Question

Consider the probability that greater than 94 out of 153 people will not get the flu this winter. Assume the probability that a given person will not get the flu this winter is 65%. Approximate the probability using the normal distribution. Round your answer to four decimal places.

Answer 1

To find the probability of more than 94 out of 153 people not getting the flu, we use the normal distribution approximation. The mean and standard deviation are calculated based on the given probabilities. We then use the normal distribution table or a calculator to find the probability.

Step-by-step explanation:

To find the probability that greater than 94 out of 153 people will not get the flu, we can use the normal distribution approximation. First, we need to calculate the mean and standard deviation of the number of people who will not get the flu.

The mean, μ, can be calculated by multiplying the total number of people by the probability that a given person will not get the flu, which is 65%. So, μ = 153 * 0.65 = 99.45.

The standard deviation, σ, is equal to the square root of the number of people multiplied by the probability of not getting the flu multiplied by the probability of getting the flu. So, σ = sqrt(153 * 0.65 * 0.35) = 4.86.

Using these values, we can calculate the probability using the normal distribution table or a calculator. We want to find the probability of getting more than 94 people not getting the flu, which is equivalent to finding the area to the right of 94 when using the normal distribution curve.

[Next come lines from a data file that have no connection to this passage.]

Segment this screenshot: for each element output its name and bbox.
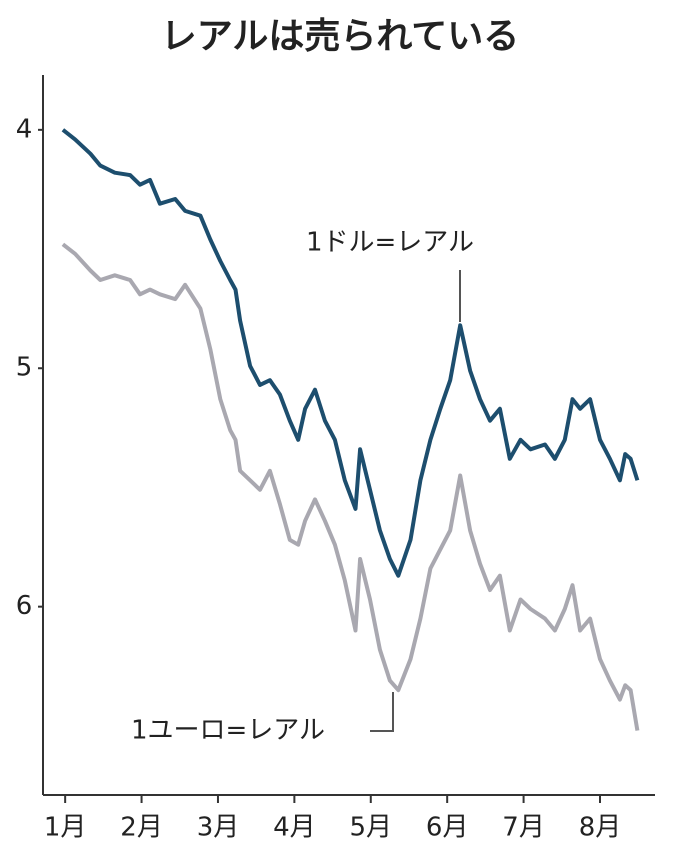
series-label: 1ユーロ=レアル (131, 716, 325, 746)
x-tick-label: 5月 (350, 813, 393, 843)
x-tick-label: 2月 (120, 813, 163, 843)
series-line (61, 242, 640, 731)
series-line (61, 128, 640, 578)
y-tick-label: 4 (16, 114, 33, 144)
y-tick-label: 5 (16, 353, 33, 383)
x-tick-label: 1月 (44, 813, 87, 843)
y-tick-label: 6 (16, 591, 33, 621)
x-tick-label: 6月 (426, 813, 469, 843)
x-tick-label: 3月 (197, 813, 240, 843)
x-tick-label: 7月 (502, 813, 545, 843)
chart-title: レアルは売られている (161, 16, 520, 57)
leader-line (370, 692, 394, 732)
x-tick-label: 8月 (579, 813, 622, 843)
series-label: 1ドル=レアル (306, 228, 474, 258)
x-tick-label: 4月 (273, 813, 316, 843)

Round the answer to four decimal places.

Answer 2

0.8212 = 82.12% probability that greater than 94 out of 153 people will not get the flu this winter.

Step-by-step explanation:

Binomial probability distribution

Probability of exactly x sucesses on n repeated trials, with p probability.

Can be approximated to a normal distribution, using the expected value and the standard deviation.

The expected value of the binomial distribution is:

`E(X) = np`

The standard deviation of the binomial distribution is:

`√(V(X)) = √(np(1-p))`

Normal probability distribution

Problems of normally distributed samples can be solved using the z-score formula.

In a set with mean
`\mu` and standard deviation
`\sigma`, the zscore of a measure X is given by:

`Z = (X - \mu)/(\sigma)`

The Z-score measures how many standard deviations the measure is from the mean. After finding the Z-score, we look at the z-score table and find the p-value associated with this z-score. This p-value is the probability that the value of the measure is smaller than X, that is, the percentile of X. Subtracting 1 by the pvalue, we get the probability that the value of the measure is greater than X.

When we are approximating a binomial distribution to a normal one, we have that
`\mu = E(X)`,
`\sigma = √(V(X))`.

In this problem, we have that:

`p = 0.65, n = 153`. So

`\mu = E(X) = 153*0.65 = 99.45`

`\sigma = √(V(X)) = √(np(1-p)) = √(153*0.65*0.35) = 5.9`

Consider the probability that greater than 94 out of 153 people will not get the flu this winter

This probability is 1 subtracted by the pvalue of Z when X = 94. So

`Z = (X - \mu)/(\sigma)`

`Z = (94 - 99.45)/(5.9)`

`Z = -0.92`

`Z = -0.92` has a pvalue of 0.1788

1 - 0.1788 = 0.8212

0.8212 = 82.12% probability that greater than 94 out of 153 people will not get the flu this winter.